The Most Holy Trinity, Sunday, 16th June

John 16:12–15

Jesus said, 'I still have many things to
say to you, but you cannot bear them now. When the Spirit of truth comes, he
will guide you into all the truth; for he will not speak on his own, but will
speak whatever he hears, and he will declare to you the things that are to
come. He will glorify me, because he will take what is mine and declare it to
you. All that the Father has is mine. For this reason I said that he will take
what is mine and declare it to you.'"

Commentary

During his discourse at the Last Supper,
Christ had promised his disciples that he would send them the Holy Spirit – the
Paraclete – to strengthen and console them and recall to their minds the truths
he had taught them. In today’s gospel, he repeats the promise and tells them
the Holy Spirit proceeds from the Father and the Son and that the truths he
will reveal to them will be those which the Gather and the Son want revealed.

In these verses from St. John and the
second reading of today – St. Paul’s letter to the Romans -- we have a clear
statement of the faith of the infant Church in the doctrine of the Blessed
Trinity that Christ himself, who was the second Person of the Blessed Trinity
become man for our salvation. As regards tis basic dogma of our faith then,
that there are three Persons in the One God, there is no room for doubt, we
have it on the authority of Christ who is God. If we cannot understand how this
can be, we need not be surprised because our human minds are very limited and
they depend on our human senses for their images of things.

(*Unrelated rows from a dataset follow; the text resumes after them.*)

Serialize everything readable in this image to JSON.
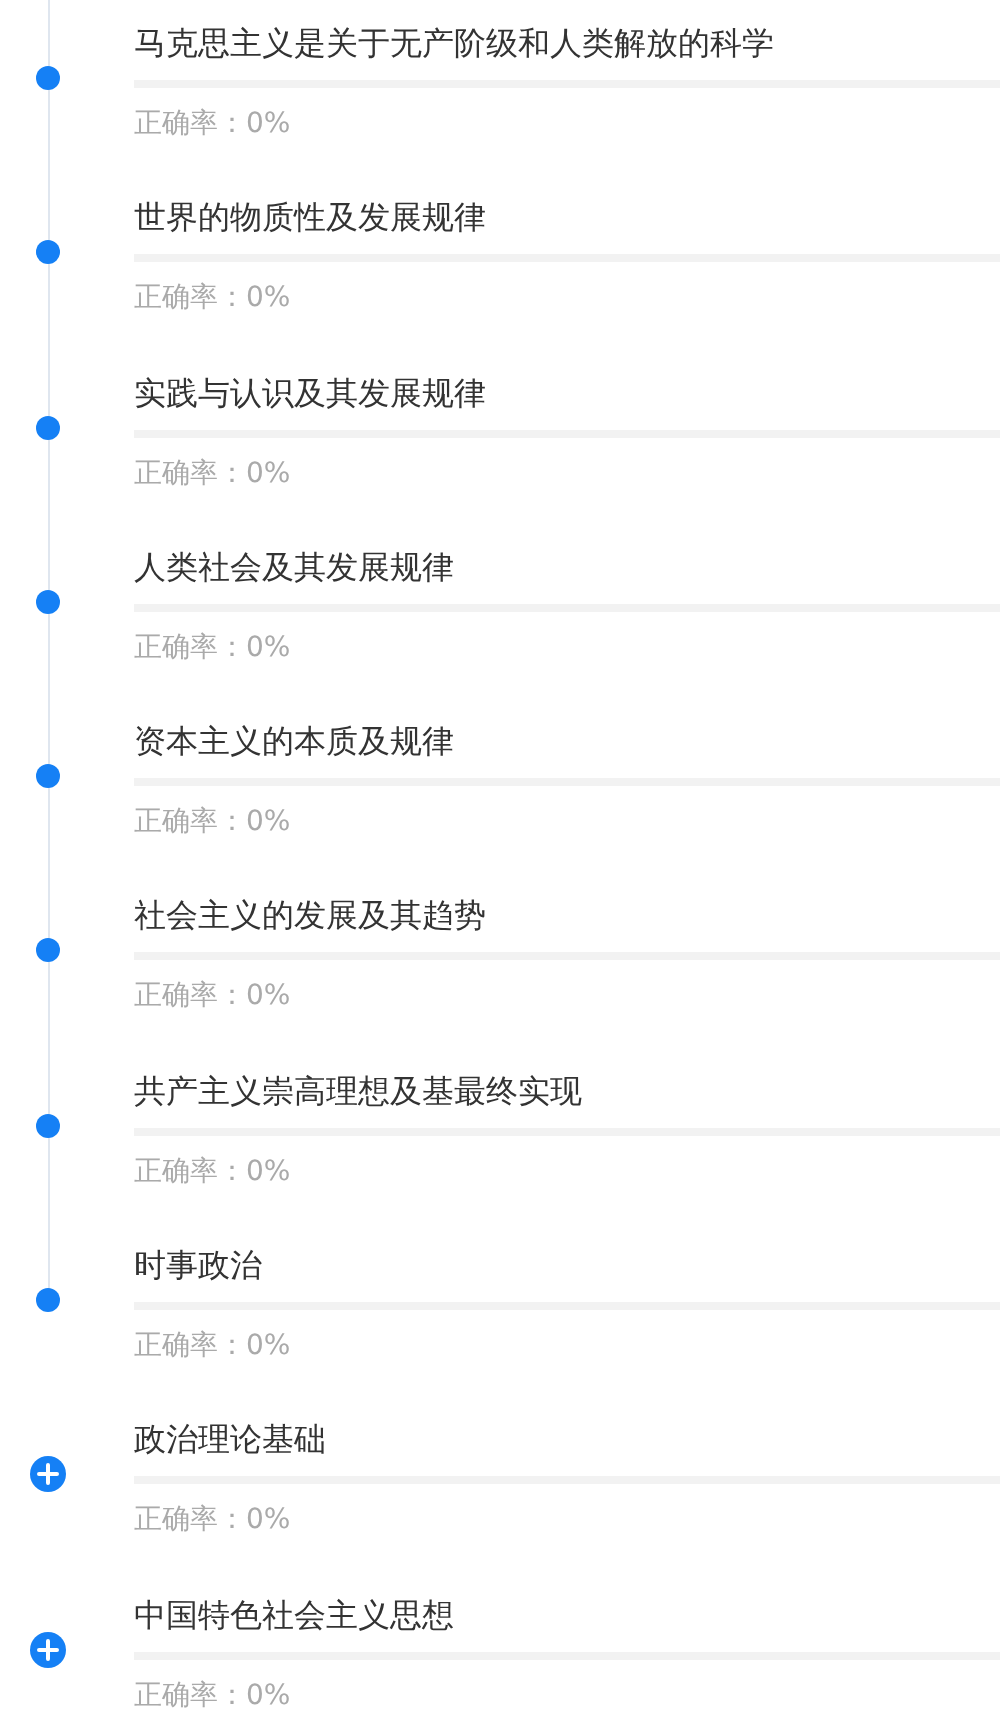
{
  "chapters": [
    {
      "kind": "dot",
      "title": "马克思主义是关于无产阶级和人类解放的科学",
      "level": 0,
      "accuracy": "正确率：0%"
    },
    {
      "kind": "dot",
      "title": "世界的物质性及发展规律",
      "level": 0,
      "accuracy": "正确率：0%"
    },
    {
      "kind": "dot",
      "title": "实践与认识及其发展规律",
      "level": 0,
      "accuracy": "正确率：0%"
    },
    {
      "kind": "dot",
      "title": "人类社会及其发展规律",
      "level": 0,
      "accuracy": "正确率：0%"
    },
    {
      "kind": "dot",
      "title": "资本主义的本质及规律",
      "level": 0,
      "accuracy": "正确率：0%"
    },
    {
      "kind": "dot",
      "title": "社会主义的发展及其趋势",
      "level": 0,
      "accuracy": "正确率：0%"
    },
    {
      "kind": "dot",
      "title": "共产主义崇高理想及基最终实现",
      "level": 0,
      "accuracy": "正确率：0%"
    },
    {
      "kind": "dot",
      "title": "时事政治",
      "level": 0,
      "accuracy": "正确率：0%"
    },
    {
      "kind": "expand",
      "title": "政治理论基础",
      "level": 0,
      "accuracy": "正确率：0%"
    },
    {
      "kind": "expand",
      "title": "中国特色社会主义思想",
      "level": 0,
      "accuracy": "正确率：0%"
    }
  ]
}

We Christians should have no difficulty in
admitting the existence of the Blessed Trinitym and today as we honour the
three divine Persons, our central thought should concentrate on gratitude to
each of the three; the loving Father who planned not our creation but our
elevation to adopted sonship/daughtership; the all-obedient loving Son, who
carried out the Father’s plan, sharing with us our humanity so that we could
share in the divinity; the Holy Spirit, fruit of the love of Father and Son,
who has come to dwell in the Church and in each individual member, in order to
fill our hearts with a true love of God.

We know we are unworthy of this divine
generosity. The greatest saints that ever lived on earth were un worthy of such
divine interest. That should not and must not stop us from availing of this
divine generosity. We can show our gratitude in one way only, that is by
appreciating our privilege and by striving to show our appreciation of it in
our daily lives.

The Father, Son and Holy Spirit know all
our human weaknesses, they knew them before they arranged to make us sharers in
their own eternal happiness. They know also that it is those of us who try and
try again to rise above our human weaknesses, who will finally share their
heaven with them.

This possibility is open to all. The
Blessed Trinity will exclude nobody from heaven. What we know of their plans
for man’s sanctification makes such a thought impossible. If one fail the fault
will lie completely and entirely with themselves, they did not do the little
that was asked of them.

May God the Father, Son and Holy Spirit
grant us the strength to overcome our human weaknesses and live and die in
their love so that we may share their eternal kingdom with them. Amen.